The IRS has developed a series of “X” amended return forms used to report adjustments to employment taxes and to claim refunds of overpaid employment taxes. These forms correspond and relate line-by-line to the employment tax return they are correcting.
Employers should use the “X” forms to correct employment tax errors as soon as they are discovered. For example, use Form 941-X, Adjusted Employers Quarterly Federal Tax Return or Claim for Refund, to correct errors on a previously filed Form 941.
Employers will continue to use Form 843, Claim for Refund and Request for Abatement, when requesting abatement of assessed penalties and interest. In addition, there is no “X” form for the Form 940, and taxpayers will continue to use a Form 940 for amended returns.
The IRS requires businesses paying more than $50,000 annually in payroll taxes or other federal taxes, as well as most incorporated pressure cleaning businesses, to pay them through the Treasury Department’s Electronic Federal Tax Payment System (EFTPS).
For years, few other business processes were outsourced as much as the lowly task of payroll. Indeed, the function of paying employees has long been targeted as a time-consuming effort that robs a business of resources better committed to core competencies. Today, as software tools become easier to use and vendors begin focusing on smaller businesses, a shift is taking place. Many contractors and business owners are finding that payroll can often be done better and less expensively in-house.

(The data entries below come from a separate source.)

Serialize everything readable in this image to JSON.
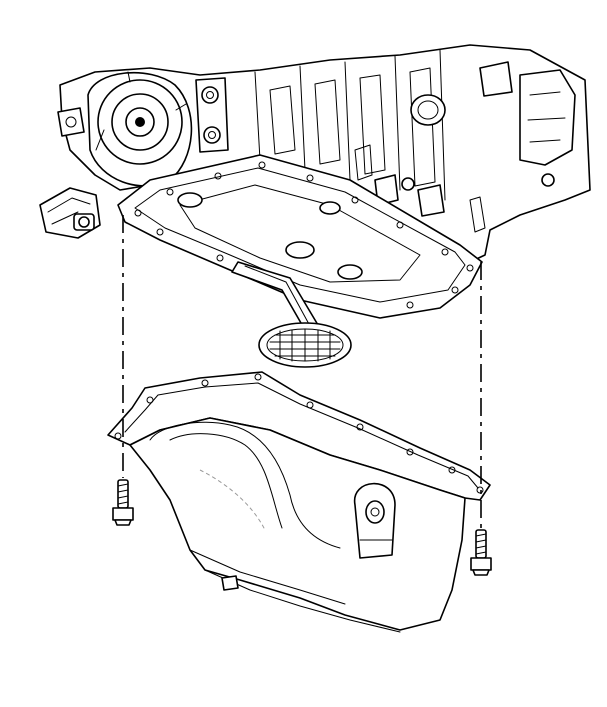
{
  "figure": {
    "parts": [
      "engine-block",
      "timing-cover",
      "sensor-connector",
      "upper-oil-pan",
      "oil-pump-pickup-tube",
      "pickup-screen",
      "lower-oil-pan",
      "oil-pan-bolt",
      "alignment-line"
    ],
    "line_color": "#000000",
    "background_color": "#ffffff"
  }
}
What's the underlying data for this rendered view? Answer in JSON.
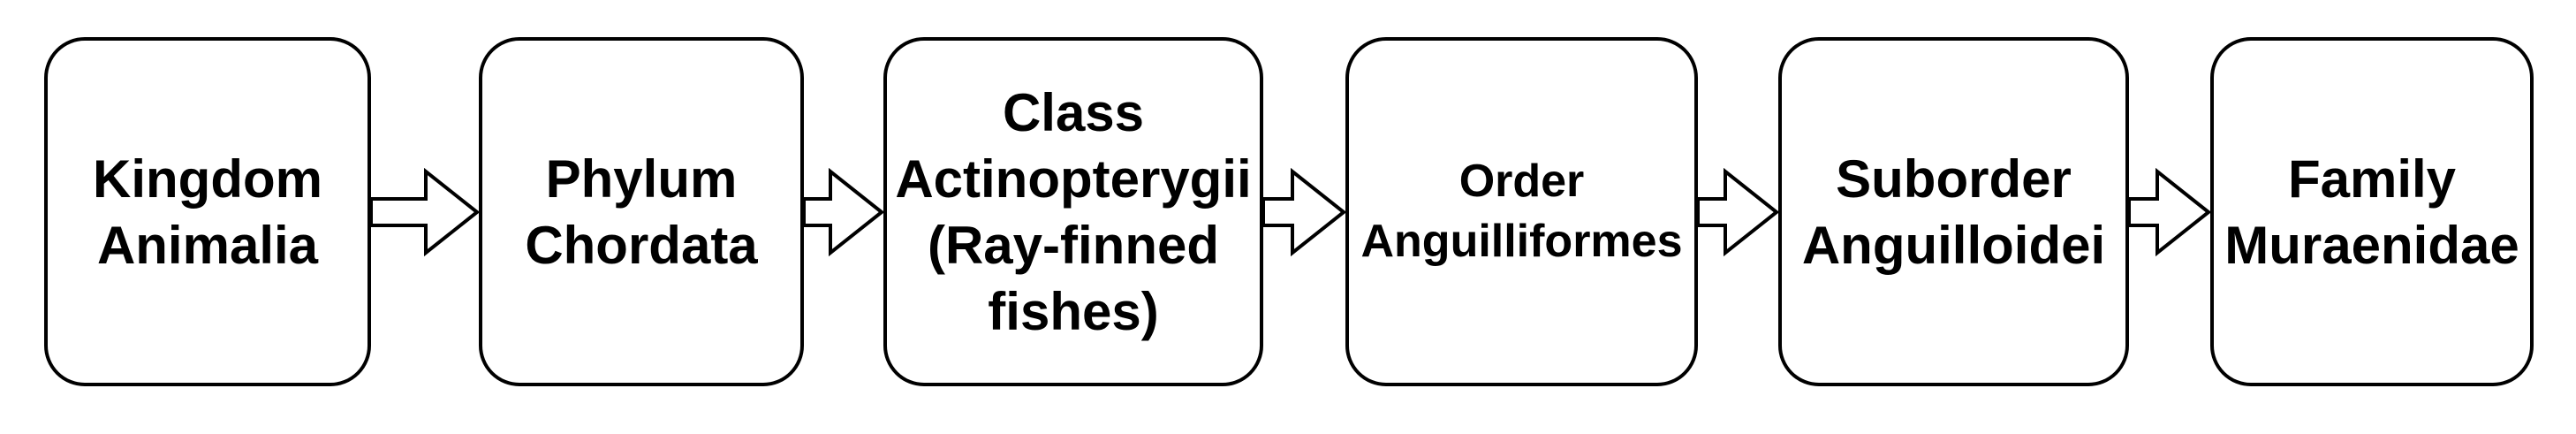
{
  "diagram": {
    "type": "flowchart",
    "direction": "left-to-right",
    "nodes": [
      {
        "id": "kingdom",
        "label": "Kingdom\nAnimalia"
      },
      {
        "id": "phylum",
        "label": "Phylum\nChordata"
      },
      {
        "id": "class",
        "label": "Class\nActinopterygii\n(Ray-finned\nfishes)"
      },
      {
        "id": "order",
        "label": "Order\nAnguilliformes"
      },
      {
        "id": "suborder",
        "label": "Suborder\nAnguilloidei"
      },
      {
        "id": "family",
        "label": "Family\nMuraenidae"
      }
    ],
    "connections": [
      {
        "from": "kingdom",
        "to": "phylum"
      },
      {
        "from": "phylum",
        "to": "class"
      },
      {
        "from": "class",
        "to": "order"
      },
      {
        "from": "order",
        "to": "suborder"
      },
      {
        "from": "suborder",
        "to": "family"
      }
    ],
    "colors": {
      "node_border": "#000000",
      "node_fill": "#ffffff",
      "text": "#000000",
      "background": "#ffffff",
      "arrow_outline": "#000000",
      "arrow_fill": "#ffffff"
    }
  }
}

Whether done within the pressure cleaning business or out-sourced, contractors and business owners preparing for the start of 2014, face daunting payroll tax responsibilities, as well as staying in compliance with ever-changing labor laws. Small business with only a few employees—even one employee—need to keep up with continually changing regulations and keep the payroll process running smoothly and on time.